Yanukovych left Kyiv on February 6 after telling visiting U.S. Assistant Secretary of State Victoria Nuland that he favors constitutional reforms, one of the key demands of Ukraine's pro-EU demonstrators. But Yanukovych said constitutional amendments must be made legally.
He also told Nuland he backs moves to speed up the process of releasing activists detained in the civil unrest. Yanukovych has supported a law that offers amnesty for detainees, but on condition that occupied public buildings are cleared of protesters.
Meanwhile, Nuland has refused to comment about an apparently bugged telephone conversation in which she appears to discuss Ukrainian opposition leaders, telling reporters in Kyiv on February 7 that she will not comment "on a private diplomatic conversation."
She has already apologized to European Union officials about the call with the U.S. ambassador to Ukraine, Geoffrey Pyatt, in which she appears to discuss U.S. moves in the crisis and the political viability of Ukrainian opposition leaders.
The leaked phone call appears to have been made following Yanukovych’s January 25 offer to opposition leader Arseniy Yatsenyuk to be prime minister and Vitali Klitschko to be deputy prime minister. A voice believed to be Nuland's says she doesn't think it is a good idea for Klitschko to be in any new government.
"I think 'Yats' is the guy who's got the economic experience, the governing experience," the speaker says. "You know, what he needs is 'Klitsch' and [other opposition leader Oleh] Tyahnybok on the outside. He needs to be talking to them four times a week. You know, I just think 'Klitsch' going in, he's going to be at that level, working for Yatsenyuk.

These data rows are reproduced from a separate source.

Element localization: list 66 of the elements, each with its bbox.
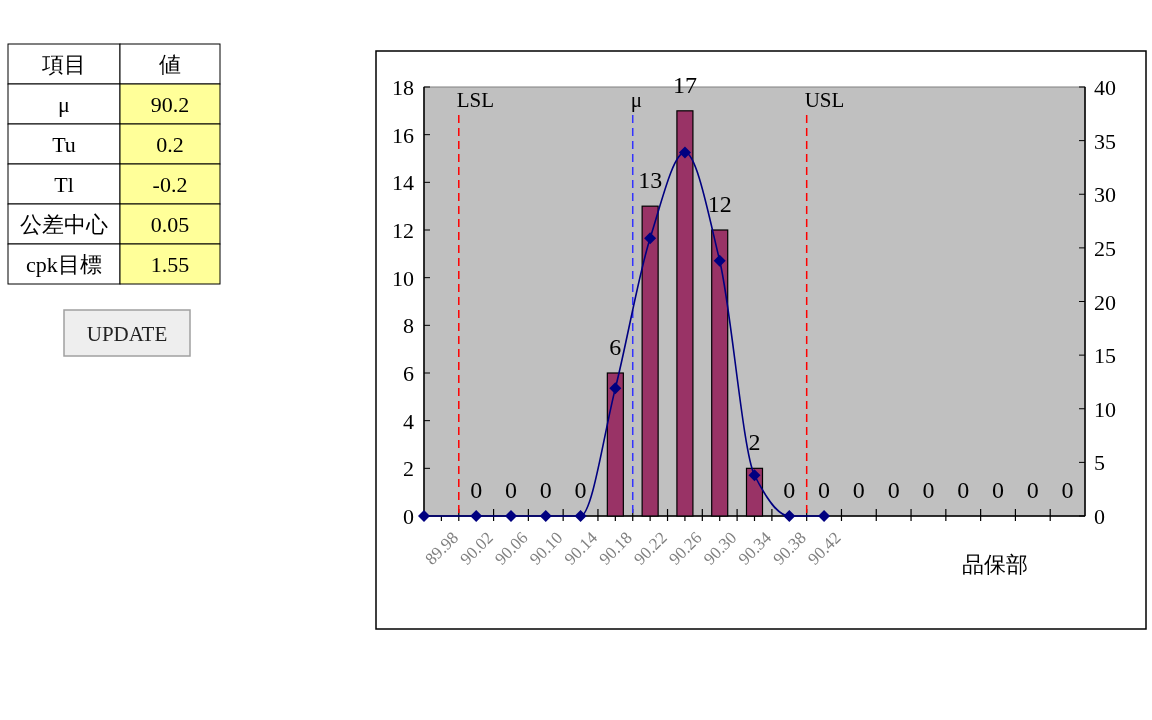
y2-tick-label: 15 [1094,343,1116,369]
data-label: 0 [887,477,900,503]
point [504,510,517,522]
y2-tick-label: 10 [1094,396,1116,422]
y-tick-label: 18 [392,75,414,100]
y-tick-label: 10 [392,265,414,291]
text: 品保部 [962,552,1028,577]
text: cpk目標 [26,252,102,277]
text: 0.05 [150,212,190,237]
text: 1.55 [150,252,190,277]
text: Tl [54,172,74,197]
button: UPDATE [63,309,191,357]
data-label: 0 [922,477,935,503]
data-label: 13 [638,167,663,194]
data-label: 0 [1061,477,1074,503]
ref-line-label: LSL [456,88,495,112]
y-tick-label: 2 [403,456,414,482]
text: 値 [159,52,181,77]
y-tick-label: 6 [403,361,414,386]
y-tick-label: 16 [392,122,414,148]
data-label: 12 [707,191,732,217]
ref-line-label: μ [630,88,642,112]
data-label: 0 [1026,477,1039,503]
data-label: 0 [539,477,552,503]
text: 項目 [41,52,86,77]
y-tick-label: 0 [403,504,414,529]
data-label: 6 [609,334,622,360]
y-tick-label: 12 [392,218,414,243]
data-label: 0 [852,477,865,503]
point [748,469,761,482]
text: 公差中心 [20,212,108,237]
y2-tick-label: 20 [1094,289,1116,315]
point [539,510,552,522]
data-label: 0 [992,477,1005,503]
data-label: 2 [748,429,761,456]
point [783,510,796,522]
ref-line-label: USL [804,88,845,112]
point [644,232,657,245]
y-tick-label: 14 [392,170,414,196]
data-label: 0 [957,477,970,503]
data-label: 0 [504,477,517,503]
text: Tu [52,132,76,157]
point [818,510,831,522]
y2-tick-label: 40 [1094,75,1116,100]
point [574,510,587,522]
data-label: 0 [574,477,587,503]
y2-tick-label: 35 [1094,128,1116,154]
data-label: 17 [672,71,697,98]
y2-tick-label: 30 [1094,182,1116,208]
y2-tick-label: 25 [1094,235,1116,261]
point [678,146,691,159]
point [418,510,430,522]
y2-tick-label: 0 [1094,504,1105,529]
point [609,382,622,395]
point [470,510,483,522]
y-tick-label: 4 [403,408,414,434]
text: μ [58,92,70,117]
text: 0.2 [156,132,184,157]
text: 90.2 [150,92,190,117]
data-label: 0 [470,477,483,503]
point [713,254,726,267]
data-label: 0 [783,477,796,503]
data-label: 0 [818,477,831,503]
text: -0.2 [152,172,188,197]
y-tick-label: 8 [403,313,414,339]
y2-tick-label: 5 [1094,450,1105,476]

It's just not going to work."
At one point, a voice appearing to be Nuland's uses a strong expletive to describe frustrations about EU diplomatic efforts in Kyiv.
A spokeswoman for EU foreign policy chief Catherine Ashton said she would not comment on leaked alleged telephone conversations.

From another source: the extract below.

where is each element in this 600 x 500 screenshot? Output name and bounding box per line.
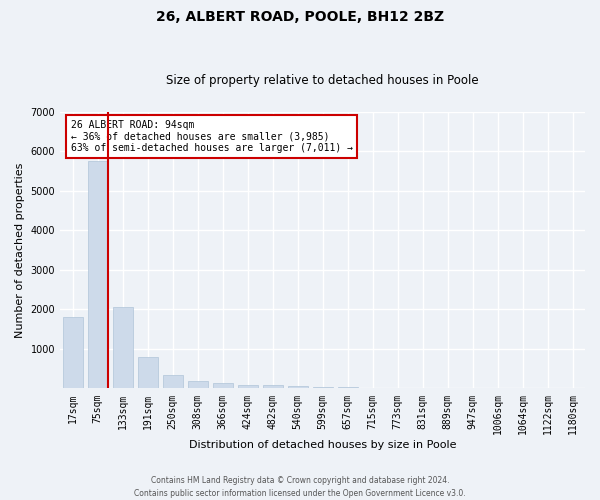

U.S. State Department spokesman Jen Psaki did not deny that it is Nuland and Pyatt on the four-minute recording, telling reporters in Washington that she is allowing for the fact that it is authentic.
"It is no secret that Ambassador Pyatt and Assistant Secretary Nuland have been working with the government of Ukraine, with the opposition, with business and civil society leaders to support their efforts," Psaki said. "And it shouldn't be a surprise that at any point there have been discussions about recent events, offers, and what is happening on the ground."
Psaki said she did not know who posted the recording but criticized Moscow for promoting it on social media, calling it "a new low in Russian tradecraft."
Sergei Glazyev, an adviser to Putin, accused Washington on February 6 of a "clear breach" of a 1994 treaty giving the United States and Russia roles as co-guarantors of security in Ukraine.
"The stunts the Americans are pulling today by crudely interfering in Ukraine's domestic affairs in a unilateral manner are an obvious violation" of the agreement, he said.
In an interview with the Ukrainian edition of Russia's "Kommersant," he also accused Washington of spending $20 million a week on financing and arming the Ukrainian opposition and "rebels" and hinted of Russia's intervention in the crisis.
When conflicts arise, he said, the guarantors "are obliged to intervene."
A spokeswoman said German Chancellor Angela Merkel considers Nuland's comments "totally unacceptable." Christiane Wirtz added that Merkel believes EU foreign policy chief Catherine Ashton is "doing an outstanding job" on the Ukraine crisis.
Both EU power Germany and the United States have been among the leading international supporters of Ukraine's opposition.
A second recording, purporting to be a conversation between two EU officials, was posted the same day from the same YouTube account. In it, a voice believed to be Helga Schmid, deputy to EU foreign policy chief Catherine Ashton, is heard complaining about U.S. criticism that the Europeans are "too soft" on Ukraine.
A spokeswoman for Ashton declined comment.